Le roi s’amuse
Le roi s’amuse (Der König amüsiert sich) ist ein Theaterstück, das im Jahre 1832 von Victor Hugo als Drama geschrieben wurde. Die Uraufführung fand am 22. November 1832 in der Comédie-Française in Paris statt. Während es die Zustände in den 1520er Jahren in Paris am absolutistischen Hofe anhand der amourösen Eskapaden des französischen Königs Franz I. und der Kabalen des Hofnarren Triboulet beschreibt, waren die damaligen Zensoren der Ansicht, es enthalte beleidigende Anspielungen auf König Louis-Philippe und sei allgemein unmoralisch.
Das Werk bildet die Grundlage für Giuseppe Verdis Oper Rigoletto.
Handlung des Stückes
[Bearbeiten | Quelltext bearbeiten]Hauptperson des Stücks ist der Hofnarr Triboulet, dessen Tochter Blanche entführt wird, um als Mätresse dem König zu dienen, der vom droit de seigneur Gebrauch machen will. Ein anderer Vater, Monsieur de Saint-Vallier, dessen Tochter ebenfalls vom König missbraucht worden war, war von Triboulet zuvor verhöhnt worden, worauf der Vater Triboulet verfluchte. Der Fluch erfüllt sich am Ende an der geliebten Tochter des Hofnarren versehentlich durch dessen eigene Hand.
Textauszug
[Bearbeiten | Quelltext bearbeiten]Triboulet steht bereit, den König zu ermorden, weil dieser seine Tochter Blanche entehrt hat:
"Welch Wetter! Nacht der Geheimnisse! Ein Sturm am Himmel! Ein Mord auf der Erde!
Wie groß bin ich hier! Mein Feuerzorn hält heute Nacht Schritt mit dem Zorn Gottes.
Welchen König töte ich! - Einen König, von dem zwanzig andere abhängig sind, von seinen Händen kommen Krieg und Frieden!
Er trägt gegenwärtig die Last der ganzen Welt.

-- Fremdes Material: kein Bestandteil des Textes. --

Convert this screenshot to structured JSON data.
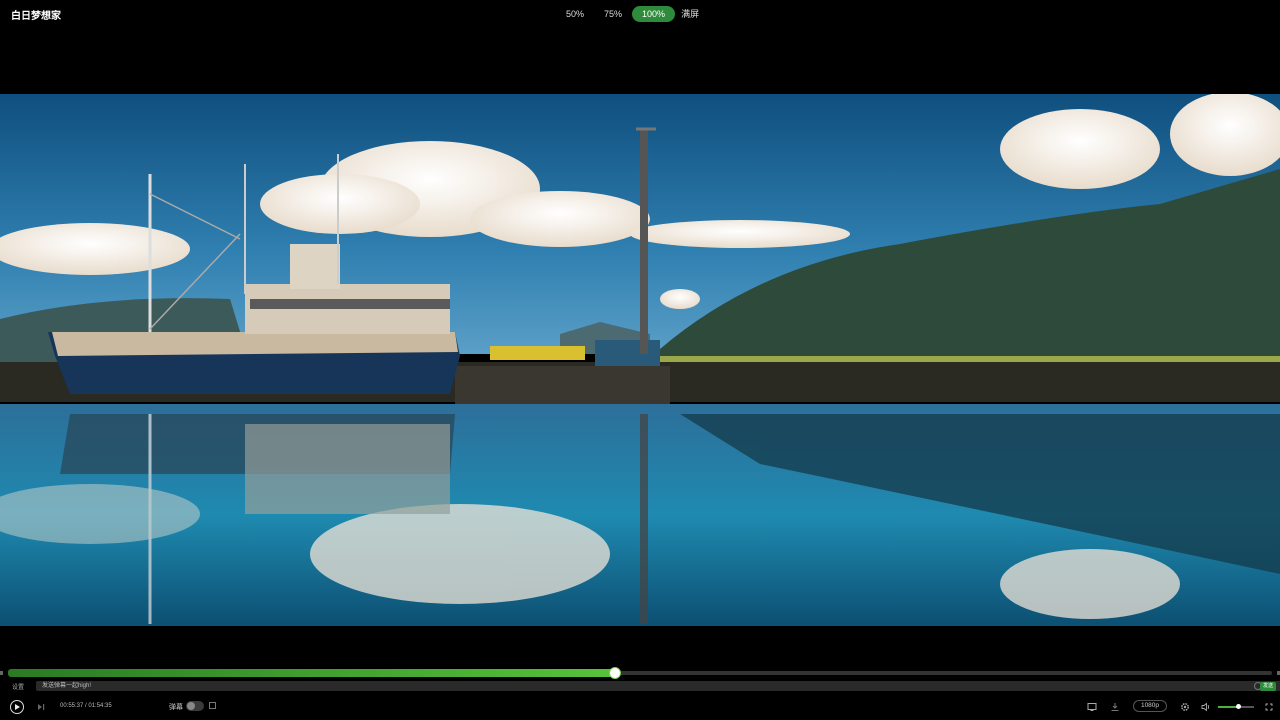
{
  "header": {
    "title": "白日梦想家",
    "zoom_options": [
      "50%",
      "75%",
      "100%",
      "满屏"
    ],
    "zoom_selected": "100%"
  },
  "video": {
    "progress_fraction": 0.48,
    "volume_fraction": 0.55
  },
  "danmu_bar": {
    "settings_label": "设置",
    "placeholder": "发送弹幕一起high!",
    "send_label": "发送"
  },
  "controls": {
    "time_current": "00:55:37",
    "time_total": "01:54:35",
    "time_separator": " / ",
    "danmu_label": "弹幕",
    "quality": "1080p"
  },
  "icons": {
    "play": "play-icon",
    "next": "next-icon",
    "danmu_settings": "danmu-settings-icon",
    "screenshot": "screenshot-icon",
    "download": "download-icon",
    "settings": "gear-icon",
    "volume": "volume-icon",
    "fullscreen": "fullscreen-icon"
  },
  "colors": {
    "accent": "#2f8b3c",
    "progress_start": "#2a7a23",
    "progress_end": "#56c43a",
    "background": "#000000"
  }
}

Wenn er nicht mehr auf ihr weilt, wie wird dann alles zusammenbrechen!
Wenn ich diese Stütze niederwerfe, wird der Schlag stark und schrecklich sein, und meine Hand,
die sie stößt, wird lange Zeit das ganze weinende Europa erschüttern,
das sein Gleichgewicht dann woanders suchen muss!
[…]
Welcher Arm lässt dich, Erde, erzittern, wie es ihm gefällt?
Die Erde erwidert entsetzt: Triboulet!-
Oh! Freue dich, gemeiner Gaukler, an deinem großen Stolz.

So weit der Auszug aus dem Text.